Nikita's PhD research aims to provide a detailed insight into one of the most prevalent, yet undisclosed topics amongst the South Asian community: Sex. Conversing about Sex, in any form of narrative, is a considered a taboo subject within South Asian communities, due to both religious and cultural beliefs; and so the idea of Sex as an object of harm (such as sexual assaults, rape, and violence) is therefore also a taboo subject. It is this ‘not talking about it’ culture, which is prevalent in these communities, which has left survivors of sexual violence feeling stigmatised and shamed, resulting in detrimental effects to their long term personal well-being.

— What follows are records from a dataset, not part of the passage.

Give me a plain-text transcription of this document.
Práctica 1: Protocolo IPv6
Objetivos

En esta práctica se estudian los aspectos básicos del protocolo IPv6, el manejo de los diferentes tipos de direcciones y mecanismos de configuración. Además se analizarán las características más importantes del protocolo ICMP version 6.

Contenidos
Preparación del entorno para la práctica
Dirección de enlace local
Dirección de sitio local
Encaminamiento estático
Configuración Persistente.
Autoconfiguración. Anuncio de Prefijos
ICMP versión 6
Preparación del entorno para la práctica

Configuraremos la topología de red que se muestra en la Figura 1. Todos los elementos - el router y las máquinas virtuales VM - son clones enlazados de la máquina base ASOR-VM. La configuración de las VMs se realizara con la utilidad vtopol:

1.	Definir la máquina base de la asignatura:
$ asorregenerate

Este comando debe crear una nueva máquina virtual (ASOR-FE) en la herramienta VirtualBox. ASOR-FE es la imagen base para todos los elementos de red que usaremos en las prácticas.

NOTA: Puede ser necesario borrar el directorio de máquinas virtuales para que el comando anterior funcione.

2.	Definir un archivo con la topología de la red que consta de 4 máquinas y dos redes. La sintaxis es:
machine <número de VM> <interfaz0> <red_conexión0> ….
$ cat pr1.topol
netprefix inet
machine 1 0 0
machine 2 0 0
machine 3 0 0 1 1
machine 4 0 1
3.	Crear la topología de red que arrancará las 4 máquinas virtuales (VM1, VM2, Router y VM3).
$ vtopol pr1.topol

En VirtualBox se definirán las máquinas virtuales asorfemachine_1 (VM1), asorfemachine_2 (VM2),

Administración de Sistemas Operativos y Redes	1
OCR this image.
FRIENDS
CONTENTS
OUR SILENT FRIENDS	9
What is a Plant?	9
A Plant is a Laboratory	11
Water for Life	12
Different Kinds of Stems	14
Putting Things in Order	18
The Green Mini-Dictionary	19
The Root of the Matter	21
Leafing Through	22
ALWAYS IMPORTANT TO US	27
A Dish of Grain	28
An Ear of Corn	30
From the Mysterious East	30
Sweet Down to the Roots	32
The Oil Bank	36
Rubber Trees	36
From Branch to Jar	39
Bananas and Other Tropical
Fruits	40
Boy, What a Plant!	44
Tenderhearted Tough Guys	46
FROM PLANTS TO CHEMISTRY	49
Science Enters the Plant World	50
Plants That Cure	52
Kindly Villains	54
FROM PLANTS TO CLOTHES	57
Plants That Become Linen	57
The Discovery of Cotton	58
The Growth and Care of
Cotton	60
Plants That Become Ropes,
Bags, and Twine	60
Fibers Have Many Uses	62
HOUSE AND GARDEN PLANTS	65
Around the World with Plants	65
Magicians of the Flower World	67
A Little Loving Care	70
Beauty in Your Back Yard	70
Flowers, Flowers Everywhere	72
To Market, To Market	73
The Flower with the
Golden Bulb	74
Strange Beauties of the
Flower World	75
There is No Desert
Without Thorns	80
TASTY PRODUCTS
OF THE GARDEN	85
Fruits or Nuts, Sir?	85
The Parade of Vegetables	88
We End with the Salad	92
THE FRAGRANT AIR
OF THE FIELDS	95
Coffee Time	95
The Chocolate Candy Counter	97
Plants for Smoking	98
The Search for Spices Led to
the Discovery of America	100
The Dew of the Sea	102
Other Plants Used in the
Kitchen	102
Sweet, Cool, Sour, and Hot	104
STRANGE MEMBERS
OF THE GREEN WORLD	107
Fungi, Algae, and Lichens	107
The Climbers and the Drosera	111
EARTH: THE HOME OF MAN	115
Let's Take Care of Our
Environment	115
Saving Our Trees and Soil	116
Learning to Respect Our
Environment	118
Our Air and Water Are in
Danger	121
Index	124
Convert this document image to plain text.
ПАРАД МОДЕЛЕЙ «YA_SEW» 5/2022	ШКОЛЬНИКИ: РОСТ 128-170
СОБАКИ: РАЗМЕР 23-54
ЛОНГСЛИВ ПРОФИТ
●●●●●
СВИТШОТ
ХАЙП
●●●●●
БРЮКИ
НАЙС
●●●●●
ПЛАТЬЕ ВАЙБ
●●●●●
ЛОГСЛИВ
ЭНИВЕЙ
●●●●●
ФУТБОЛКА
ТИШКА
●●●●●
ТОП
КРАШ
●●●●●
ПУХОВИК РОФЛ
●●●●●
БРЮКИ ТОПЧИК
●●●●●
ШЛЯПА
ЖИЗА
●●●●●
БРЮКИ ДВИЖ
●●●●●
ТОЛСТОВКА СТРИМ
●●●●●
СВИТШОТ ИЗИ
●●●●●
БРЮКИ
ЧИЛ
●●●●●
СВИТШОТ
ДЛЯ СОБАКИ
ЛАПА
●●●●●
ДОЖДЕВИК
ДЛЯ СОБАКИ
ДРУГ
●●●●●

My project will explore some of these complexities, which include, but are not limited to cultural beliefs, customs, and religion.
Research Aims and Objectives:
- To decipher how and why females from South Asian backgrounds are stigmatised and negatively stereotyped after experiencing sexual assault and violence.
- To explore reasons why this stigma and shame still exists within modern day 21st Century South Asian communities, including why such crimes are often left un-reported.
- To investigate how these females are affected long term by this stigma and shame- and the effect this has on their personal well- being.
- To collect first-hand primary data that will allow me to gain insight into the effects of this prejudice and negative stereotyping.
- Explore the role that men play in this negative stereotyping and explore ideas and perceptions surrounding patriarchy.
- To raise awareness of this subject in South Asian culture and communities, by using the research collected to create awareness, providing them with a voice to act against this discrimination and prejudice.